The DRC RegEx100BTM engine delivers 100,000,000,000 (100 billion) character matches per second. Character patterns are specified using standard POSIX regular expressions. Actionable intelligence is delivered in real-time on unstructed, unindexed text.

Background

With over 10 trillion SMS messages sent in 2012 alone people are rapidly shifting P2P communications from conventional semi-structured mechanisms, like email, to unstructured, casual messaging. With social messaging shorthand and misspellings are common. Specifying character patterns using regular expressions is well known and heavily used to detect key phrases and patterns.

Solution

The DRC RegEx100 analyzer solves this dilemma by performing up to 100 billion character matches / second on real-time data. Up to 1,000 character patterns are compared in parallel on the input text that can be streamed in at 100M Characters / second. Patterns are specified using standard POSIC Regular Expressions. Users can also update the RegEx engine with new patterns in real-time with no perceivable delay or data loss. Thus, an unlimited number of character patterns can be used on the same data set. Matched patterns are output to the user in real-time as they are found. Indexing is not required.


Dense packaging

Each RegEx100B server contains up to four RegEx engines packaged in a 1U rack mountable configuration.

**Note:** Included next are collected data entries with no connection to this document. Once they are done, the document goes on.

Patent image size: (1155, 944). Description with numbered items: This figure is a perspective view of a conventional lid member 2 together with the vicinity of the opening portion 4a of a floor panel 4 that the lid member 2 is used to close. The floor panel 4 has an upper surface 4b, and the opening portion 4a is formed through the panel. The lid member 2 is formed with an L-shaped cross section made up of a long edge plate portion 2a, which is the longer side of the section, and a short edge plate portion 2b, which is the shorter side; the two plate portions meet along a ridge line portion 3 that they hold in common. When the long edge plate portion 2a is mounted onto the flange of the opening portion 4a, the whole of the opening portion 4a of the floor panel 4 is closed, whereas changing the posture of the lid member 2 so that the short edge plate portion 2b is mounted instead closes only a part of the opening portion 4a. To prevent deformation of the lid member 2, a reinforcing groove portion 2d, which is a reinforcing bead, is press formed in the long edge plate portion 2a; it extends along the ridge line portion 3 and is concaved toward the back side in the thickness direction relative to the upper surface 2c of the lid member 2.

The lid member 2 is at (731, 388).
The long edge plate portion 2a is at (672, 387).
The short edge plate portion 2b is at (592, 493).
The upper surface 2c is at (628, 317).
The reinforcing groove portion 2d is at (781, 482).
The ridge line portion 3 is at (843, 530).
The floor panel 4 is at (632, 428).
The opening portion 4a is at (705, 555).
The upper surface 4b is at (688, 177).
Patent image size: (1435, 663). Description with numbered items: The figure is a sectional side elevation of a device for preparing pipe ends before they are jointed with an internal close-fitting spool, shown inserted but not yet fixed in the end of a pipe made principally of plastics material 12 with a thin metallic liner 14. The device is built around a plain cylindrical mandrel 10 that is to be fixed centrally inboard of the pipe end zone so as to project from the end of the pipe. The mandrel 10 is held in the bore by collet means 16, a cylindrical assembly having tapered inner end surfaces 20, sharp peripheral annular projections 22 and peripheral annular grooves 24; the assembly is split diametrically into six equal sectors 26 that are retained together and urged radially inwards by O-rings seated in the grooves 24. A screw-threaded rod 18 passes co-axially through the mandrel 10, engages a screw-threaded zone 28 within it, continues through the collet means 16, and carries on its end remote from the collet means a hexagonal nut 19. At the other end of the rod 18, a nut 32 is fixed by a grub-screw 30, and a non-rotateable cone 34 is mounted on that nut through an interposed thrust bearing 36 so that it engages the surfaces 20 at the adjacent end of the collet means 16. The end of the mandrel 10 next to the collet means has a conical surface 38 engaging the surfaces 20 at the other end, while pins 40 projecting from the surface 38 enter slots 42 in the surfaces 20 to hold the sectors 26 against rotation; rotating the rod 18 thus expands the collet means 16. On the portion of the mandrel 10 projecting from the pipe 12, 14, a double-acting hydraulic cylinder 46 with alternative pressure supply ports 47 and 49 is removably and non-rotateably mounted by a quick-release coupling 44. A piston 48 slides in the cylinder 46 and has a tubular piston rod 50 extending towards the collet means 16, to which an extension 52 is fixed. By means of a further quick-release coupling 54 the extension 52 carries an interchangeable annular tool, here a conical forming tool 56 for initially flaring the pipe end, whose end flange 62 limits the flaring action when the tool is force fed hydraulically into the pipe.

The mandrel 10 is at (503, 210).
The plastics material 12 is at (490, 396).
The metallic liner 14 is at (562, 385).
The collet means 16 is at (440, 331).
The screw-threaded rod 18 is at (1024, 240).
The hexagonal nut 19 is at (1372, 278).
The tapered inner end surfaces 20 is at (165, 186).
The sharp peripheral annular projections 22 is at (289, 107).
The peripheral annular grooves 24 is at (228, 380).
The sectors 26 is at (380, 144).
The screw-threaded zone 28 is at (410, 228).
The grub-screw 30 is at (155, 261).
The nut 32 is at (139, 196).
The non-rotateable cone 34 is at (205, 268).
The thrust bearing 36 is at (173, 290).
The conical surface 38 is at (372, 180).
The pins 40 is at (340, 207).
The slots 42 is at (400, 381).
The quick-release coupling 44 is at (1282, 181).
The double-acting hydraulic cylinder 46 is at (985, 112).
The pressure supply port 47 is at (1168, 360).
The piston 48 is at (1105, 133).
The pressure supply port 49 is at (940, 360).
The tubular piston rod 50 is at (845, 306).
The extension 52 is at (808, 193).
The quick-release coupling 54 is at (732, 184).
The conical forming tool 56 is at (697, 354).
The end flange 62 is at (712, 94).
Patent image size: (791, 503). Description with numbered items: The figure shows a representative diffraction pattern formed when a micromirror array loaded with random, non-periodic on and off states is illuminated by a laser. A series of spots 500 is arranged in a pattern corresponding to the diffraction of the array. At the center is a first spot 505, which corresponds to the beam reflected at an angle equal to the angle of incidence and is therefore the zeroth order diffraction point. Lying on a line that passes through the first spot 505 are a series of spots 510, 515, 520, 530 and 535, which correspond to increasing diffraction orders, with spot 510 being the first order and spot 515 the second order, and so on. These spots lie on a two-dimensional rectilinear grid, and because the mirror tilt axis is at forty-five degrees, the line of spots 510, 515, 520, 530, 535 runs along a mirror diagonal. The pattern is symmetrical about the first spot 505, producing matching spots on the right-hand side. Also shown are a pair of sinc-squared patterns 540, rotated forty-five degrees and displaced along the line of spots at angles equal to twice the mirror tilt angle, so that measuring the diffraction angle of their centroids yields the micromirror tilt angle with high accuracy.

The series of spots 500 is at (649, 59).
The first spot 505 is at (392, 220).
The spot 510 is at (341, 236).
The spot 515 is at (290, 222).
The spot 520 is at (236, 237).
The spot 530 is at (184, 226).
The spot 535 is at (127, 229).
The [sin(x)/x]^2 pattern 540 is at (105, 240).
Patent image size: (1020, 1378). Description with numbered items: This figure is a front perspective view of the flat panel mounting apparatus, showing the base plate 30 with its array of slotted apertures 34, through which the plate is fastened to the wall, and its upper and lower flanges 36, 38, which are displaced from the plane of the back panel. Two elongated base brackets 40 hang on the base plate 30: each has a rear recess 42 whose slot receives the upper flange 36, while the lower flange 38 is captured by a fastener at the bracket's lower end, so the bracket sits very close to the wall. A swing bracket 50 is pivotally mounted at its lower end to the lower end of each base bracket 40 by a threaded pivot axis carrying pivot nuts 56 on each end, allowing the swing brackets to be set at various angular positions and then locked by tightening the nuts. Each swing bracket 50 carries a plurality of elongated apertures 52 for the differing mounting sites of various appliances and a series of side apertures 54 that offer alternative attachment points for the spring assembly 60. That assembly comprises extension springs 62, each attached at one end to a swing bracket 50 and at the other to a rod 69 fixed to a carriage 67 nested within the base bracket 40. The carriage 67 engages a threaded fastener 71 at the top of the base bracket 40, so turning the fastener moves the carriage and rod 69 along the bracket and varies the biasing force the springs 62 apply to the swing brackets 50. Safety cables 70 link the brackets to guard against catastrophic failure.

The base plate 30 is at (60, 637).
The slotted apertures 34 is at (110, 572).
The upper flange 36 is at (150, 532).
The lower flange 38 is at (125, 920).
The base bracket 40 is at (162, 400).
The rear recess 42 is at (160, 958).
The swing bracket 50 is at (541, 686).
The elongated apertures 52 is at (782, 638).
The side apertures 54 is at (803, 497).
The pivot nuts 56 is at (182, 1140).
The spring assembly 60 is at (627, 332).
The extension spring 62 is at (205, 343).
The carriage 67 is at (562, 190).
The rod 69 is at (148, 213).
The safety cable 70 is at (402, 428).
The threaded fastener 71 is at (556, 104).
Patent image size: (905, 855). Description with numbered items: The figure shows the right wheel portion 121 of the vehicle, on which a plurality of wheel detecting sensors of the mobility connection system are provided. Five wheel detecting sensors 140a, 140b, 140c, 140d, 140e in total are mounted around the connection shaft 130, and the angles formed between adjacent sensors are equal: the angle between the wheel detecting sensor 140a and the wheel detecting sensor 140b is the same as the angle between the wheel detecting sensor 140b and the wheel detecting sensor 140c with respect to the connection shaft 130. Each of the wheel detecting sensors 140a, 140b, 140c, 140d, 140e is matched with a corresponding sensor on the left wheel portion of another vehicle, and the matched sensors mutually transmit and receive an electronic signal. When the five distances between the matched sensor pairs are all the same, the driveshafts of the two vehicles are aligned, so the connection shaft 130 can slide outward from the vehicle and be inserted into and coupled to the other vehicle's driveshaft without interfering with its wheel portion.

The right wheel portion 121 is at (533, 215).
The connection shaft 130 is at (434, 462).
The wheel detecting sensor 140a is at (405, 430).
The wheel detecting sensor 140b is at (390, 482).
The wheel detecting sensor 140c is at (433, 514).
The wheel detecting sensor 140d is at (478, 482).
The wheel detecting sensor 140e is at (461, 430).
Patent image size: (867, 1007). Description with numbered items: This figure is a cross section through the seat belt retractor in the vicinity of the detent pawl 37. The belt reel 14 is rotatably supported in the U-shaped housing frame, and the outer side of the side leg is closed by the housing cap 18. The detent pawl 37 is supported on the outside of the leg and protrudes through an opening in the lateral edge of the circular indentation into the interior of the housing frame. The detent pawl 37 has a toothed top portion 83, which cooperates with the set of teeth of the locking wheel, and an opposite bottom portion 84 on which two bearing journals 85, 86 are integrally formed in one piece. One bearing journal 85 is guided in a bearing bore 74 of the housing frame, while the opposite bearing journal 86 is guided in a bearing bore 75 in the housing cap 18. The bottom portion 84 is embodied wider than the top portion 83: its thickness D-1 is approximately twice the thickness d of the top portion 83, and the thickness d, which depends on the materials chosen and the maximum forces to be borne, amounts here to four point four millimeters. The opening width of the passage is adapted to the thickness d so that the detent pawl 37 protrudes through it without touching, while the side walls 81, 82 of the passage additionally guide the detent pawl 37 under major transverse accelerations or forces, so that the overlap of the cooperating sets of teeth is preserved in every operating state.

Highly flexible expression engine

Each analyzer engine can be individually configured to handle hundreds of search strings of variable length simultaneously.

Very low latency

By analyzing incoming data in real-time microsecond response times are achieved.

Multi-byte support

Each expression can consist of multi-byte characters enabling all languages to be supported.

Massive Scalability

Clustered RegEx analyzers enable tens of thousands of expressions, petabytes of data and thousands of users to be supported simultaneously.

Ultra-low energy consumption

Each RegEx server with 4 analyzer engines requires less than 400 watts of power.

Cloud ready

Analyzers can be cloud based.


Specification (per analyzer engine):

Performance

Character patterns / second

100,000,000,000

Detection latency

10-5 (10us)

Character patterns

Patterns executed in parallel

1,000

Maximum pattern length

64K char

Number of patterns

unlimited

Input Data

Character encoding

8, 16, 32-bit

Data throughput

100 MB/s

Maximum length

unlimited

1U server contains up to 4 analyzer engines.

1Us can be clustered.